At the just concluded two-day retreat in Lagos, the Joint Committee of the Senate and House of Representatives on Constitution Review unanimously approved the creation of an additional state in Nigeria’s South-East, bringing the region’s total to six. The decision, chaired by Deputy Senate President Barau Jibrin, followed deliberations on 55 state creation proposals from across the country. Lawmakers, including co-chair Benjamin Kalu, described the move as a step toward equity, justice, and fairness, given that the South-East currently has only five states, unlike other zones with six or seven. A sub-committee has also been set up to further review state and local government creation requests nationwide, though details about the proposed new state’s name and boundaries remain undisclosed. The proposal still requires full National Assembly approval and ratification by state assemblies before it can take effect.

 

Yet critics insist that multiplying states without reforming the underlying fiscal structure amounts to political self-deception. Nigeria’s state system is over-centralized, each governor maintains a mini-presidency with bloated entourages and duplicated agencies, consuming over 60% of annual budgets in recurrent expenditure. Creating more states means creating more bureaucracies, more governors, assemblies, and commissioners without necessarily improving education, healthcare, or infrastructure. Economists warn that Nigeria’s fragile economy, burdened by debt and low productivity, cannot sustain an expanded federation without bold fiscal federalism and resource control reforms. In other words, the problem is not the number of states, but how they are run.

 

A deeper issue lies in Nigeria’s distorted federalism. Power and revenue remain concentrated at the center, making state creation a struggle for access to federal largesse rather than for genuine self-determination. Without devolution of powers, allowing states to control their resources, raise revenue, and manage local security, new states will simply reproduce the same dysfunction in smaller units.

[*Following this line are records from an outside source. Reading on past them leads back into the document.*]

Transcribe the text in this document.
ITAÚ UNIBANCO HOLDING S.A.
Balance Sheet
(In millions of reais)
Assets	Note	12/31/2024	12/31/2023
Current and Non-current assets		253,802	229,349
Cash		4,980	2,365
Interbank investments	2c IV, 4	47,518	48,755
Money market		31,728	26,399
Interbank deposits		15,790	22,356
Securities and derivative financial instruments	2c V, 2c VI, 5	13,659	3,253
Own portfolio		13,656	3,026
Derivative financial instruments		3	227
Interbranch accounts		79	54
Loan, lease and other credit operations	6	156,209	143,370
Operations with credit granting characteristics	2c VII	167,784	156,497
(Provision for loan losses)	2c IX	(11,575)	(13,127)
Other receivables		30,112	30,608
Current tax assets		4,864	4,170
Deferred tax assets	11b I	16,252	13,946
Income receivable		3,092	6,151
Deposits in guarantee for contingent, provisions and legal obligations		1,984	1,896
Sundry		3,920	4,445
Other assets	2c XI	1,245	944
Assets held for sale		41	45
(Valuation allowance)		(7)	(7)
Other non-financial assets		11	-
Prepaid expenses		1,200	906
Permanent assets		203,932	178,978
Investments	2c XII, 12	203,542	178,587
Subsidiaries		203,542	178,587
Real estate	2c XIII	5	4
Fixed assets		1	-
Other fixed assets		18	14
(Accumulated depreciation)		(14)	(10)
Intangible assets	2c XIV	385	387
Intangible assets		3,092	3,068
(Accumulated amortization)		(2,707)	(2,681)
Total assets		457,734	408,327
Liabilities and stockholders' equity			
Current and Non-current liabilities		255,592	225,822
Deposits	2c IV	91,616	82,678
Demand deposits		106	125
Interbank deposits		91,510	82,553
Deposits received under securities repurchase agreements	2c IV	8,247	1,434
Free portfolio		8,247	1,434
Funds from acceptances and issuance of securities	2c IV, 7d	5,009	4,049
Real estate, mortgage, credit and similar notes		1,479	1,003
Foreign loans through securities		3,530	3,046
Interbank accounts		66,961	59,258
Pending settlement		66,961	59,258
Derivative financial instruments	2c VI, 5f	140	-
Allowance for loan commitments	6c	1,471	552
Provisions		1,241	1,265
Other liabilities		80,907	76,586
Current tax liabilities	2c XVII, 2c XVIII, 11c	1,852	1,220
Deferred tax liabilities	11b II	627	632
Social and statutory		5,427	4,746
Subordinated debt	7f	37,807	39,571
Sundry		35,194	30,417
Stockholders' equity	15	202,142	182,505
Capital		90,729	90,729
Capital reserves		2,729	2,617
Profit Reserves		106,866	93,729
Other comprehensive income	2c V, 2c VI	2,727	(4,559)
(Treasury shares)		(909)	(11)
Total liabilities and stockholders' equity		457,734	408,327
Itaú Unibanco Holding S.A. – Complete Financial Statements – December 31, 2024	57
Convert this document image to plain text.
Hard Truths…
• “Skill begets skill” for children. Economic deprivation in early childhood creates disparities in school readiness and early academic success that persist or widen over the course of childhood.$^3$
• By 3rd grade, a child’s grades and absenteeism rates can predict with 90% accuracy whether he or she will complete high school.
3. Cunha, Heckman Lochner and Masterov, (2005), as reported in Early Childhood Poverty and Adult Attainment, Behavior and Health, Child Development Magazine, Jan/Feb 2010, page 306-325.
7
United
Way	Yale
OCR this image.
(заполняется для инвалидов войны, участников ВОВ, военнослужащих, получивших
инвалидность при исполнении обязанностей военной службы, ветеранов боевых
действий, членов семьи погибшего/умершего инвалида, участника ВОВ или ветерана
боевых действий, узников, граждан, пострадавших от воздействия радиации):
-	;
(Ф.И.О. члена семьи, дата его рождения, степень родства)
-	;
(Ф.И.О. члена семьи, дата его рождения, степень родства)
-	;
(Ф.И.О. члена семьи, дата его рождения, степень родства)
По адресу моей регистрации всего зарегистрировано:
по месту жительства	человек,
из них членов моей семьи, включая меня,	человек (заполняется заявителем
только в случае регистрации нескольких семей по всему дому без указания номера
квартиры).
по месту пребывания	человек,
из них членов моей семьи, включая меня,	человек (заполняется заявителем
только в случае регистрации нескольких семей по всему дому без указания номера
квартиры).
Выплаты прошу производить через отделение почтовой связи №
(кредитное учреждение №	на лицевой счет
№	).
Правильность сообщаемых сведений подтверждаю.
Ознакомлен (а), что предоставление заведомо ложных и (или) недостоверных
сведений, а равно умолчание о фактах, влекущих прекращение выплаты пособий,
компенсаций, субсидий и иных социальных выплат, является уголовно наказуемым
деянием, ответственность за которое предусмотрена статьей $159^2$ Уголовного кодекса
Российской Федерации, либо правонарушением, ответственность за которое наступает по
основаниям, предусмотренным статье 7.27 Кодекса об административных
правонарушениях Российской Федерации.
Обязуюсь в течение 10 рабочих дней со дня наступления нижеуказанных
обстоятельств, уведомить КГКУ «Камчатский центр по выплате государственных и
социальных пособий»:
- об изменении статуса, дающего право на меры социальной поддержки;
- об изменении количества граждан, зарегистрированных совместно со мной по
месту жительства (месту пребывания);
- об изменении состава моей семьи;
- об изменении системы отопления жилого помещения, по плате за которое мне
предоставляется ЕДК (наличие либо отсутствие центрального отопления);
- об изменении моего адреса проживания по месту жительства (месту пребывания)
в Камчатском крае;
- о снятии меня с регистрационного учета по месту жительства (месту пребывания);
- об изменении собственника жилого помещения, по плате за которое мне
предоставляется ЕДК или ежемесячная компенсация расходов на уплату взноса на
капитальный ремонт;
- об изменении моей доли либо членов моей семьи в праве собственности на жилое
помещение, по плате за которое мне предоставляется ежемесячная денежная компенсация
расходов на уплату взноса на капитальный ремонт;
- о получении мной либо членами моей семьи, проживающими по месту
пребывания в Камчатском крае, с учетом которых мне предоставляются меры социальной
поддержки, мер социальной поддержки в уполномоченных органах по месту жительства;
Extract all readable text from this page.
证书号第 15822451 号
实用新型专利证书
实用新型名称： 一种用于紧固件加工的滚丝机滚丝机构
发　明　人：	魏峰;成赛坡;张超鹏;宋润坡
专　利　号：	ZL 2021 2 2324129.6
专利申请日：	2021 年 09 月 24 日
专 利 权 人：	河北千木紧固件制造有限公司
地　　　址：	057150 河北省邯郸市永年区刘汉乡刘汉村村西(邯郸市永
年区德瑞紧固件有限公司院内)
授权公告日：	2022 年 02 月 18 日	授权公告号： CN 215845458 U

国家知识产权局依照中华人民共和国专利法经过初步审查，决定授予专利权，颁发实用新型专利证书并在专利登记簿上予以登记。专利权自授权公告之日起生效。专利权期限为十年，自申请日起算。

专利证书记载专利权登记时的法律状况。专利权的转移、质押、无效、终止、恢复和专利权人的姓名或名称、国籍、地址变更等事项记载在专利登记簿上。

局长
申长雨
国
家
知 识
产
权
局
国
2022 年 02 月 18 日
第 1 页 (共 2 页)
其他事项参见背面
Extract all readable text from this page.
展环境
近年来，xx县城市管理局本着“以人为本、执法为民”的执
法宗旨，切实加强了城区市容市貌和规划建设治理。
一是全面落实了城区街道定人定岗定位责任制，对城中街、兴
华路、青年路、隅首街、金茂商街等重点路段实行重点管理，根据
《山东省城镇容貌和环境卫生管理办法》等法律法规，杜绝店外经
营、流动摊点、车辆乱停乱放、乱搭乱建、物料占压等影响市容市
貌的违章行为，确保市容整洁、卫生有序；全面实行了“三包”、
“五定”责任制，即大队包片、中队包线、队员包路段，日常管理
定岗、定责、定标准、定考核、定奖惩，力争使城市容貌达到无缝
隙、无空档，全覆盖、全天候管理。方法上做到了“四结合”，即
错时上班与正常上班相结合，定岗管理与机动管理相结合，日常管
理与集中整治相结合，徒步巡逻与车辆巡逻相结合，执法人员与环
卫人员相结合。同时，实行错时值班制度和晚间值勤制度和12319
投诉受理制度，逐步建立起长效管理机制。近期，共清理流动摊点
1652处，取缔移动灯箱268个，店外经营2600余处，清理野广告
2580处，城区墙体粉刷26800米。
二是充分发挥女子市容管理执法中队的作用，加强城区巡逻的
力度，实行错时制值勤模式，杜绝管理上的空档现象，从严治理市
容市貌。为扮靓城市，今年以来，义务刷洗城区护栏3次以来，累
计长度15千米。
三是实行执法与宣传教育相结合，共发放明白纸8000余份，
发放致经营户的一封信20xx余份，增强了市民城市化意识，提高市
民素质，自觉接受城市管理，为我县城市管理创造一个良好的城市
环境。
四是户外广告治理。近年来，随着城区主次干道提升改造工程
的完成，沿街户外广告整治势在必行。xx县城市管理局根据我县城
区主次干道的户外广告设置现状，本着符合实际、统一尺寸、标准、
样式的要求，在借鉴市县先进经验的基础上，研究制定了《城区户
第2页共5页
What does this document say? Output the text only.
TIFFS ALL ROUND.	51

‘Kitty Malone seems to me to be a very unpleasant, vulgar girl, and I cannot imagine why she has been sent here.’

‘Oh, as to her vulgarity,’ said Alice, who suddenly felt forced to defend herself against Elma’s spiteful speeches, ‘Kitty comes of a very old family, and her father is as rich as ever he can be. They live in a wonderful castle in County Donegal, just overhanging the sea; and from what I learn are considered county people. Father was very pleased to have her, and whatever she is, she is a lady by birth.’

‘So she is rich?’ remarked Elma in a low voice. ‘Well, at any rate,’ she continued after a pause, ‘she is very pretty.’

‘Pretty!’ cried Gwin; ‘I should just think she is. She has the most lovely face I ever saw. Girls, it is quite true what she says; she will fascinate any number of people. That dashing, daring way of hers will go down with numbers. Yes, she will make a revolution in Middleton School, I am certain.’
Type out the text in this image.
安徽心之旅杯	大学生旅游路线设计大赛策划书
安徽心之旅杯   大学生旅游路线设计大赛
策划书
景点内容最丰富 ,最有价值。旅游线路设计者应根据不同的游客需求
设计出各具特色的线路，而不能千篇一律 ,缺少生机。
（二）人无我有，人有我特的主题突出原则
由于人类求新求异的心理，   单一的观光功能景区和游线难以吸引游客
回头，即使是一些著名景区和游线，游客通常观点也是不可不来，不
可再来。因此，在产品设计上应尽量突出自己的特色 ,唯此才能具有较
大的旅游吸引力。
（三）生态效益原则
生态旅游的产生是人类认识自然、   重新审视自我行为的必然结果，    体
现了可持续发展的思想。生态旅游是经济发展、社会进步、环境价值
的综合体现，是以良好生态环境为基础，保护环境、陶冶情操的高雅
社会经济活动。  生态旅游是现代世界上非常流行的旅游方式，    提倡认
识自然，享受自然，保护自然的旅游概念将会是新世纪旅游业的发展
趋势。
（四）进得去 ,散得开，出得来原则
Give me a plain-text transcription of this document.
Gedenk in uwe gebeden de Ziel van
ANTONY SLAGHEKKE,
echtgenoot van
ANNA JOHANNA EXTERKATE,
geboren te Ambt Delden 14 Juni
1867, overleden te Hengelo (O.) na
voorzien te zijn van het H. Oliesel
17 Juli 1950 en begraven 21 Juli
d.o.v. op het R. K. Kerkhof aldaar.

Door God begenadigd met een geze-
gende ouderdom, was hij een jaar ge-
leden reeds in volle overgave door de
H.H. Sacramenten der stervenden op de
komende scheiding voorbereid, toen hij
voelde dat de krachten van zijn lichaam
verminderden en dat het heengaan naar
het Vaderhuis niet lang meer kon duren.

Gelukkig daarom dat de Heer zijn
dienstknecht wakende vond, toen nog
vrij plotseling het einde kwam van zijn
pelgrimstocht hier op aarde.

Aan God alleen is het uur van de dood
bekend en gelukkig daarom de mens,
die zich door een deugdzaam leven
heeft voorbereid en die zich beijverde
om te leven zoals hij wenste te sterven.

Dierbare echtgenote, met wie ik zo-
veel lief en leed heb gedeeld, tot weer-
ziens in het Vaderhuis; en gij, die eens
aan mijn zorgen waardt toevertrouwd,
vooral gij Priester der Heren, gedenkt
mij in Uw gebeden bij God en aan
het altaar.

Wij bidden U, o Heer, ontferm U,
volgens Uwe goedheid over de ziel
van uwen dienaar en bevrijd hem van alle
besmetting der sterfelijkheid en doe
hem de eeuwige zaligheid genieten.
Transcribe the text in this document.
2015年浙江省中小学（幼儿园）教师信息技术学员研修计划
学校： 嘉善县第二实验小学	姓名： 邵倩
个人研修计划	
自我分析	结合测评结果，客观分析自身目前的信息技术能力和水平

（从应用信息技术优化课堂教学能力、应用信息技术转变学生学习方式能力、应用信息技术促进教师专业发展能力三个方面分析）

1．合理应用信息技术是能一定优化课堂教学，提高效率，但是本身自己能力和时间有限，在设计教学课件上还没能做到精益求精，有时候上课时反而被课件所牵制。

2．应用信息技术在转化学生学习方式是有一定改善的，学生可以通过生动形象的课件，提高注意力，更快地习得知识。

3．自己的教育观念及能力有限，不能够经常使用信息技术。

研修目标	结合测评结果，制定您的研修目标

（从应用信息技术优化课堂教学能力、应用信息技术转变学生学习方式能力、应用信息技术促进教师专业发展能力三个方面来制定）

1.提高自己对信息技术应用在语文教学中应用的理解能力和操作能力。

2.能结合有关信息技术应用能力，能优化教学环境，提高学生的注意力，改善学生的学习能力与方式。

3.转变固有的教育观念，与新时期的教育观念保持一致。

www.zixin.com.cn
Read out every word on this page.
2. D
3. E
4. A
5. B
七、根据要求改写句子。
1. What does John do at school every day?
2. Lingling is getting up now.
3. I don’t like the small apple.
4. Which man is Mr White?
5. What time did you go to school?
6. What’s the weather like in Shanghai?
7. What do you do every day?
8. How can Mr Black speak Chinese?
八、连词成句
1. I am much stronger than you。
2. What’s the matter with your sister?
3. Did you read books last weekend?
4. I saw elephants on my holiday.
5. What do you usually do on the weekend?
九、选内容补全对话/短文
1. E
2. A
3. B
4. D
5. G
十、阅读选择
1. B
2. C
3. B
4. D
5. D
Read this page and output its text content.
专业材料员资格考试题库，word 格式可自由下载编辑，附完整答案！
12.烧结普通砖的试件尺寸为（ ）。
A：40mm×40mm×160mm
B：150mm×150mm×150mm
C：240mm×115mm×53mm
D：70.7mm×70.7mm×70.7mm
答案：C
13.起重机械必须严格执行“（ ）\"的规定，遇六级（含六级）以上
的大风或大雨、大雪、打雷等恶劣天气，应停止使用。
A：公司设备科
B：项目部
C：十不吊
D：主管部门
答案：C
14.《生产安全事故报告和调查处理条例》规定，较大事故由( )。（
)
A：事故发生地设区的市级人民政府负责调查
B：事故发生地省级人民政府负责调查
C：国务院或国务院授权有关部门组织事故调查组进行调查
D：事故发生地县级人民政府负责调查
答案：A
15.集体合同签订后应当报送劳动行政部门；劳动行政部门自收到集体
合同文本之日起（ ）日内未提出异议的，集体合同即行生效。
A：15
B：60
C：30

The clamor for new states, while compelling, risks distracting from the real conversation, how to make existing states viable, competitive, and accountable. As some analysts put it, “Nigeria doesn’t need more states, it needs more autonomy.”

 

All things considered, the National Assembly’s constitutional review process is a historic opportunity to redefine Nigeria’s federation, not by multiplying states, but by deepening governance. True federalism is not measured by how many states exist, but by how well they work. The goal should be to make every Nigerian state a center of productivity, not dependency. Until governance becomes efficient, corruption curbed, and fiscal power decentralized, new states may only stretch the illusion of representation while deepening the crisis of viability. Nigeria’s state formation question, therefore, is not about quantity, it is about quality.